Before we look at BofA’s hedging suggestions, a quick walk through the main risk events we have observed in 2018, when markets have been considerably more shock-prone in 2018 compared to last year. As BofA’s Benjamin Bowler notes, of the 34 assets in the bank’s screen, six have experienced a top-10 drawdown year-todate, up from none in 2017 (Chart 3).

And as Morgan Stanley has repeatedly discussed in recent months, the sources of these shocks have spanned multiple regions and asset classes: the five prevailing risk themes for 2018 YTD, along with assets closest to these sources of risk, are shown in Chart 4. These are i) US interest rates-led sell offs; ii) tech stocks “hedge fund hotels”, iii) political instability in Italy; iv) jittery emerging markets, and last but not least, v) trade wars.

To be sure, the chart above does not represent an exhaustive list of risk sources or at-risk assets, and in some cases multiple assets can be considered as barometers for a given risk (e.g., Trade wars, EM weakness).

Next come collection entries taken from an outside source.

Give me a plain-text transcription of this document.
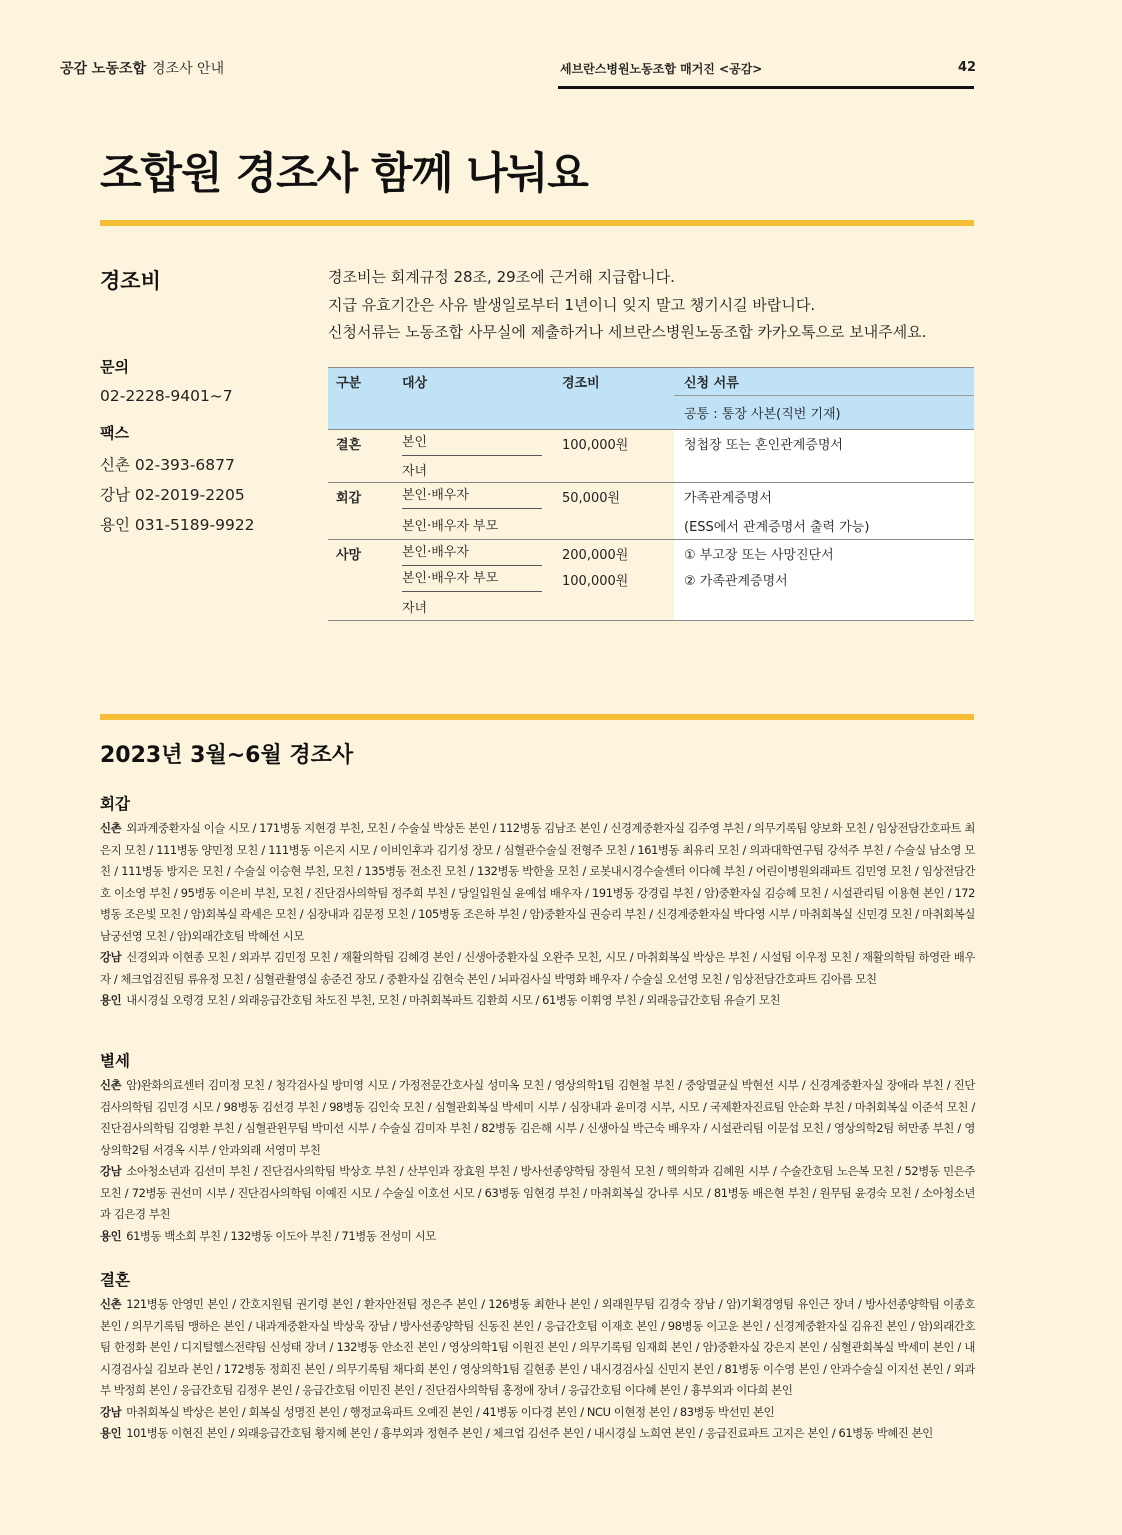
공감 노동조합 경조사 안내	세브란스병원노동조합 매거진 <공감>	42
조합원 경조사 함께 나눠요
경조비	경조비는 회계규정 28조, 29조에 근거해 지급합니다.
지급 유효기간은 사유 발생일로부터 1년이니 잊지 말고 챙기시길 바랍니다.
신청서류는 노동조합 사무실에 제출하거나 세브란스병원노동조합 카카오톡으로 보내주세요.
문의
02-2228-9401~7
팩스
신촌 02-393-6877
강남 02-2019-2205
용인 031-5189-9922
구분	대상	경조비	신청 서류
			공통 : 통장 사본(직번 기재)
결혼	본인	100,000원	청첩장 또는 혼인관계증명서
	자녀		
회갑	본인·배우자	50,000원	가족관계증명서
	본인·배우자 부모		(ESS에서 관계증명서 출력 가능)
사망	본인·배우자	200,000원	① 부고장 또는 사망진단서

	본인·배우자 부모	100,000원	② 가족관계증명서
	자녀		
2023년 3월~6월 경조사
회갑

신촌 외과계중환자실 이슬 시모 / 171병동 지현경 부친, 모친 / 수술실 박상돈 본인 / 112병동 김남조 본인 / 신경계중환자실 김주영 부친 / 의무기록팀 양보화 모친 / 임상전담간호파트 최은지 모친 / 111병동 양민정 모친 / 111병동 이은지 시모 / 이비인후과 김기성 장모 / 심혈관수술실 전형주 모친 / 161병동 최유리 모친 / 의과대학연구팀 강석주 부친 / 수술실 남소영 모친 / 111병동 방지은 모친 / 수술실 이승현 부친, 모친 / 135병동 전소진 모친 / 132병동 박한울 모친 / 로봇내시경수술센터 이다혜 부친 / 어린이병원외래파트 김민영 모친 / 임상전담간호 이소영 부친 / 95병동 이은비 부친, 모친 / 진단검사의학팀 정주희 부친 / 당일입원실 윤예섭 배우자 / 191병동 강경림 부친 / 암)중환자실 김승혜 모친 / 시설관리팀 이용현 본인 / 172병동 조은빛 모친 / 암)회복실 곽세은 모친 / 심장내과 김문정 모친 / 105병동 조은하 부친 / 암)중환자실 권승리 부친 / 신경계중환자실 박다영 시부 / 마취회복실 신민경 모친 / 마취회복실 남궁선영 모친 / 암)외래간호팀 박혜선 시모

강남 신경외과 이현종 모친 / 외과부 김민정 모친 / 재활의학팀 김혜경 본인 / 신생아중환자실 오완주 모친, 시모 / 마취회복실 박상은 부친 / 시설팀 이우정 모친 / 재활의학팀 하영란 배우자 / 체크업검진팀 류유정 모친 / 심혈관촬영실 송준건 장모 / 중환자실 김현숙 본인 / 뇌파검사실 박명화 배우자 / 수술실 오선영 모친 / 임상전담간호파트 김아름 모친

용인 내시경실 오령경 모친 / 외래응급간호팀 차도진 부친, 모친 / 마취회복파트 김환희 시모 / 61병동 이휘영 부친 / 외래응급간호팀 유슬기 모친

별세

신촌 암)완화의료센터 김미정 모친 / 청각검사실 방미영 시모 / 가정전문간호사실 성미옥 모친 / 영상의학1팀 김현철 부친 / 중앙멸균실 박현선 시부 / 신경계중환자실 장애라 부친 / 진단검사의학팀 김민경 시모 / 98병동 김선경 부친 / 98병동 김인숙 모친 / 심혈관회복실 박세미 시부 / 심장내과 윤미경 시부, 시모 / 국제환자진료팀 안순화 부친 / 마취회복실 이준석 모친 / 진단검사의학팀 김영환 부친 / 심혈관윈무팀 박미선 시부 / 수술실 김미자 부친 / 82병동 김은해 시부 / 신생아실 박근숙 배우자 / 시설관리팀 이문섭 모친 / 영상의학2팀 허만종 부친 / 영상의학2팀 서경옥 시부 / 안과외래 서영미 부친

강남 소아청소년과 김선미 부친 / 진단검사의학팀 박상호 부친 / 산부인과 장효원 부친 / 방사선종양학팀 장원석 모친 / 핵의학과 김혜원 시부 / 수술간호팀 노은복 모친 / 52병동 민은주 모친 / 72병동 권선미 시부 / 진단검사의학팀 이예진 시모 / 수술실 이호선 시모 / 63병동 임현경 부친 / 마취회복실 강나루 시모 / 81병동 배은현 부친 / 원무팀 윤경숙 모친 / 소아청소년과 김은경 부친

용인 61병동 백소희 부친 / 132병동 이도아 부친 / 71병동 전성미 시모

결혼

신촌 121병동 안영민 본인 / 간호지원팀 권기령 본인 / 환자안전팀 정은주 본인 / 126병동 최한나 본인 / 외래원무팀 김경숙 장남 / 암)기획경영팀 유인근 장녀 / 방사선종양학팀 이종호 본인 / 의무기록팀 맹하은 본인 / 내과계중환자실 박상욱 장남 / 방사선종양학팀 신동진 본인 / 응급간호팀 이재호 본인 / 98병동 이고운 본인 / 신경계중환자실 김유진 본인 / 암)외래간호팀 한정화 본인 / 디지털헬스전략팀 신성태 장녀 / 132병동 안소진 본인 / 영상의학1팀 이원진 본인 / 의무기록팀 임재희 본인 / 암)중환자실 강은지 본인 / 심혈관회복실 박세미 본인 / 내시경검사실 김보라 본인 / 172병동 정희진 본인 / 의무기록팀 채다희 본인 / 영상의학1팀 길현종 본인 / 내시경검사실 신민지 본인 / 81병동 이수영 본인 / 안과수술실 이지선 본인 / 외과부 박정희 본인 / 응급간호팀 김정우 본인 / 응급간호팀 이민진 본인 / 진단검사의학팀 홍정애 장녀 / 응급간호팀 이다혜 본인 / 흉부외과 이다희 본인

강남 마취회복실 박상은 본인 / 회복실 성명진 본인 / 행정교육파트 오예진 본인 / 41병동 이다경 본인 / NCU 이현정 본인 / 83병동 박선민 본인

용인 101병동 이현진 본인 / 외래응급간호팀 황지혜 본인 / 흉부외과 정현주 본인 / 체크업 김선주 본인 / 내시경실 노희연 본인 / 응급진료파트 고지은 본인 / 61병동 박혜진 본인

On the other hand, there are known risks that simply have not flared-up thus far this year. For example, the possibility of a ‘no-deal’ Brexit – while clearly a risk for markets – has not led to specific large drawdowns for major assets YTD.

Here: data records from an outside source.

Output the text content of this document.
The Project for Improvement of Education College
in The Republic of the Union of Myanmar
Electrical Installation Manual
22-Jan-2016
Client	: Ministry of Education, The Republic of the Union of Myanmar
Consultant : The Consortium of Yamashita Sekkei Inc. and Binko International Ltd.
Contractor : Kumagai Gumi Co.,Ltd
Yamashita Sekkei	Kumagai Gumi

Which brings us to BofA’s second, and for investors more critical point: how to hedge against these (recurring) risks, and more importantly, do so cheaply.

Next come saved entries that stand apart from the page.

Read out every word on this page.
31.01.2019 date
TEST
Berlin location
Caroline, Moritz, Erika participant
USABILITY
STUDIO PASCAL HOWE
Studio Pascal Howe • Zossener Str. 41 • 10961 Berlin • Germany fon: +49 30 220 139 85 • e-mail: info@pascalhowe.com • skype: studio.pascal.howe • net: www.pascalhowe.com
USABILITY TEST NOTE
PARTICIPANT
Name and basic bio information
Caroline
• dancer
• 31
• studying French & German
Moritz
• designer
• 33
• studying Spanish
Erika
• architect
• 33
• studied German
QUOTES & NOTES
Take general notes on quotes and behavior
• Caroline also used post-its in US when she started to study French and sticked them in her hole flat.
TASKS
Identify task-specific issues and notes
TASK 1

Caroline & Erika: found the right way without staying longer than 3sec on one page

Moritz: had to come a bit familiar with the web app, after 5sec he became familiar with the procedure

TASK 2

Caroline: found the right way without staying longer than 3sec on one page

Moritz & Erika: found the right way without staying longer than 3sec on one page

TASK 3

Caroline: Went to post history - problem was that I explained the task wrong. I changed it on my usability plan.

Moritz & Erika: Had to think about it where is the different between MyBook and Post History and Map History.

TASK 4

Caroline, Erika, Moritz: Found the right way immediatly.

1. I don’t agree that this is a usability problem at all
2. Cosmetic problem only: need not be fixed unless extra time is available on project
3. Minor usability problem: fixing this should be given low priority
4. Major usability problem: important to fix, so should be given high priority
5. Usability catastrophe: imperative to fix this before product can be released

Using the representative assets in Chart 4, Bowler identified drawdown periods relating to each of the five sources of risk (shown as shaded regions in the chart). He then calculated crash returns during these five periods for 35 cross-asset hedges relative to their current 3M 25-delta implied volatilities.  The results are as follows:

  • NIKKEI and FTSE puts screen as best value for a US rates-led risk-off event
  • NDX and S&P500 puts screen well for US Tech concerns
  • SX7E and EURUSD puts rank as good value Italian sovereign hedges
  • HSCEI and CADUSD puts rank best for hedging further EM downside
  • Copper and HSCEI puts screen well for potential trade war escalation
  • Overall, puts on EM equities (KOSPI, HSCEI, HSI and EEM) and commodity-linked assets (Aluminum, Copper and AUDUSD) screen as best value based on their average hedge benefit across the five risk-off periods we have identified

And shown in table format:

Finally, before showing the full hedging screen, it is worth noting that the Feb-18 risk-off episode in which US 10y rates rose by almost 60bps precipitating a sell-off in US equities (and an unraveling of the short VIX ETP complex), also had a large effect on the majority of assets in the BofA screen. Specifically, the green markers in Chart 5 are most to the right for 12 out of 35 assets. Given the most recent spike in US rates on 3-Oct, Bowler’s warning to BofA clients is simple: “it is timely to seek efficient hedges for another potential spill-over of US rates into broader markets.